KAN: Kolmogorov-Arnold Networks
Inspired by the Kolmogorov-Arnold representation theorem, we propose Kolmogorov- Arnold Networks (KANs) as promising alternatives to Multi-Layer Perceptrons (MLPs). While MLPs have fixed activation functions on nodes (“neurons”), KANs have learnable activation functions on edges (“weights”). KANs have no linear weights at all – every weight parameter is replaced by a univariate function parametrized as a spline. We show that this seemingly simple change makes KANs outperform MLPs in terms of accuracy and interpretability. For accuracy, much smaller KANs can achieve comparable or better accuracy than much larger MLPs in data fitting and PDE solving. Theoretically and empirically, KANs possess faster neural scaling laws than MLPs. For interpretability, KANs can be intuitively visualized and can easily interact with human users. Through two examples in mathematics and physics, KANs are shown to be useful “collaborators” helping scientists (re)discover mathematical and physical laws. In summary, KANs are promising alternatives for MLPs, opening opportunities for further improving today’s deep learning models which rely heavily on MLPs.
Introduction. Multi-layer perceptrons (MLPs) [1, 2, 3], also known as fully-connected feedforward neural networks, are foundational building blocks of today’s deep learning models. The importance of MLPs can never be overstated, since they are the default models in machine learning for approximating nonlinear functions, due to their expressive power guaranteed by the universal approximation theorem [3]. However, are MLPs the best nonlinear regressors we can build?

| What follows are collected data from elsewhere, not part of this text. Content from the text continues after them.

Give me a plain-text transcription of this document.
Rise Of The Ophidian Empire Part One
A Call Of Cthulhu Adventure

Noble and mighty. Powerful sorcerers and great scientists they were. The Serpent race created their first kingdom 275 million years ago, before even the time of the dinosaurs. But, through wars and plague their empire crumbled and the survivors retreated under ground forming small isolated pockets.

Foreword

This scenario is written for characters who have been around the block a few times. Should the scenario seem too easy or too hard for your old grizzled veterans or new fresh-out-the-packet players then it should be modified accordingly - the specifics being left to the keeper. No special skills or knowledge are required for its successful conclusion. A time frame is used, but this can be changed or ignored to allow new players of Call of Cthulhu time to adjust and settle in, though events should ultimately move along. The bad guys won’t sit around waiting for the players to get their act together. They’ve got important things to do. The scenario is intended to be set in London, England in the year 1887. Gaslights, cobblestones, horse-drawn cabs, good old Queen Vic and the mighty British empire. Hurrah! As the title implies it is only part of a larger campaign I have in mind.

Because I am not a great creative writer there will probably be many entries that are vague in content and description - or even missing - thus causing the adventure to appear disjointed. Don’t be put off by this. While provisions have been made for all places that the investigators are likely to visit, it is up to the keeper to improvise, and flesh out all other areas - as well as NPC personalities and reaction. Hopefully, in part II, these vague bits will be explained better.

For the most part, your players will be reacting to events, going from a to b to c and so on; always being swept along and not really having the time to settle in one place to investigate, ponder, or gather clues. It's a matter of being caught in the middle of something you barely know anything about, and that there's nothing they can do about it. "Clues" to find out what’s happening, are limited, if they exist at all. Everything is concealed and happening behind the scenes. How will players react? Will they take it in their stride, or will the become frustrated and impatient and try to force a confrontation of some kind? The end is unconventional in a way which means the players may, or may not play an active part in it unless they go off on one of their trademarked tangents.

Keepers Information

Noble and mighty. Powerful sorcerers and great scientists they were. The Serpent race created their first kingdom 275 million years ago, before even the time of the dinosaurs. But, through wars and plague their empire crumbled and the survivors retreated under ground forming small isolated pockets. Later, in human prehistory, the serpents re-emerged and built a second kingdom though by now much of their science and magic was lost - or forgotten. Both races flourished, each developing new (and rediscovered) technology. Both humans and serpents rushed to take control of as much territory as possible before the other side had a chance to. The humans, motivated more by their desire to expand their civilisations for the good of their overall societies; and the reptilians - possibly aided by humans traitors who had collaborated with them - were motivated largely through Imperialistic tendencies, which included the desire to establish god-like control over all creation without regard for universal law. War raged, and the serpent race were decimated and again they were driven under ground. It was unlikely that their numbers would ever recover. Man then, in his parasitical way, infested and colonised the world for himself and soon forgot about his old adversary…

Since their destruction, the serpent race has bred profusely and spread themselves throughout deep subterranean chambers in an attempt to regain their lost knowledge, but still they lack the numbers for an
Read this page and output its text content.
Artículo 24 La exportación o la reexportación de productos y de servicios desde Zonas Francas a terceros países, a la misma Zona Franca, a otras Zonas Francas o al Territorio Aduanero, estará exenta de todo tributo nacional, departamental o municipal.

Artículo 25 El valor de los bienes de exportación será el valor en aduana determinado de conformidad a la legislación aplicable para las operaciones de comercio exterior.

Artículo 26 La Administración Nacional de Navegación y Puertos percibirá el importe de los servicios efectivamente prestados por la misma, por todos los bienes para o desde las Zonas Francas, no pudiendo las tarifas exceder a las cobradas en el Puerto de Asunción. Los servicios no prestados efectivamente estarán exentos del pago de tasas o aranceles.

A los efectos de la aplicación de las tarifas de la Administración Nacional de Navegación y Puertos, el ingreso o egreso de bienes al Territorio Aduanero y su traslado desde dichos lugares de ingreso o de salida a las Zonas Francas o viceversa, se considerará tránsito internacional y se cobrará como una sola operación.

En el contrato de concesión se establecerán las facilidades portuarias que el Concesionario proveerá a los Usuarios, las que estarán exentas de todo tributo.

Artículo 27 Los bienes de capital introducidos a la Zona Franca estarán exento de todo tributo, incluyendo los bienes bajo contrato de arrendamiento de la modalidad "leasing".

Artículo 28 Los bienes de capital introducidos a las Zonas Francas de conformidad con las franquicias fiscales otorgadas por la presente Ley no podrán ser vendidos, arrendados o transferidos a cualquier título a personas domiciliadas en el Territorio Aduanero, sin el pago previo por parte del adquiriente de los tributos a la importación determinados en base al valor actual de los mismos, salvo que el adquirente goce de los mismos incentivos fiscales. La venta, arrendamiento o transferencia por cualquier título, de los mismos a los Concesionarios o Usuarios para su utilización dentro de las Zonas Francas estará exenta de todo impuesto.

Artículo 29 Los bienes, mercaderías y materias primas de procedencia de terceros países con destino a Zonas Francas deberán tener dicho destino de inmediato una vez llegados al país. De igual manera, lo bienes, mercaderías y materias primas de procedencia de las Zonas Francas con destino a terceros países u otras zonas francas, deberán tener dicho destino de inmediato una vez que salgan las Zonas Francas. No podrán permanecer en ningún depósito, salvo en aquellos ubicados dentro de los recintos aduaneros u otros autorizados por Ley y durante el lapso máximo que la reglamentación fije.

Despite the prevalent use of MLPs, they have significant drawbacks. In transformers [4] for example, MLPs consume almost all non-embedding parameters and are typically less interpretable (relative to attention layers) without post-analysis tools [5]. We propose a promising alternative to MLPs, called Kolmogorov-Arnold Networks (KANs). Whereas MLPs are inspired by the universal approximation theorem, KANs are inspired by the Kolmogorov-Arnold representation theorem [6, 7]. Like MLPs, KANs have fully-connected structures.
Discussion / Conclusion. Mathematical aspects: Although we have presented preliminary mathematical analysis of KANs (Theorem 2.1), our mathematical understanding of them is still very limited. The Kolmogorov- Arnold representation theorem has been studied thoroughly in mathematics, but the theorem corresponds to KANs with shape [n, 2n + 1, 1], which is a very restricted subclass of KANs. Does our empirical success with deeper KANs imply something fundamental in mathematics? An appealing generalized Kolmogorov-Arnold theorem could define “deeper” Kolmogorov-Arnold representations beyond depth-2 compositions, and potentially relate smoothness of activation functions to depth. Hypothetically, there exist functions which cannot be represented smoothly in the original (depth-2) Kolmogorov-Arnold representations, but might be smoothly represented with depth-3 or beyond. Can we use this notion of “Kolmogorov-Arnold depth” to characterize function classes? Application aspects: We have presented some preliminary evidences that KANs are more effective than MLPs in science-related tasks, e.g., fitting physical equations and PDE solving.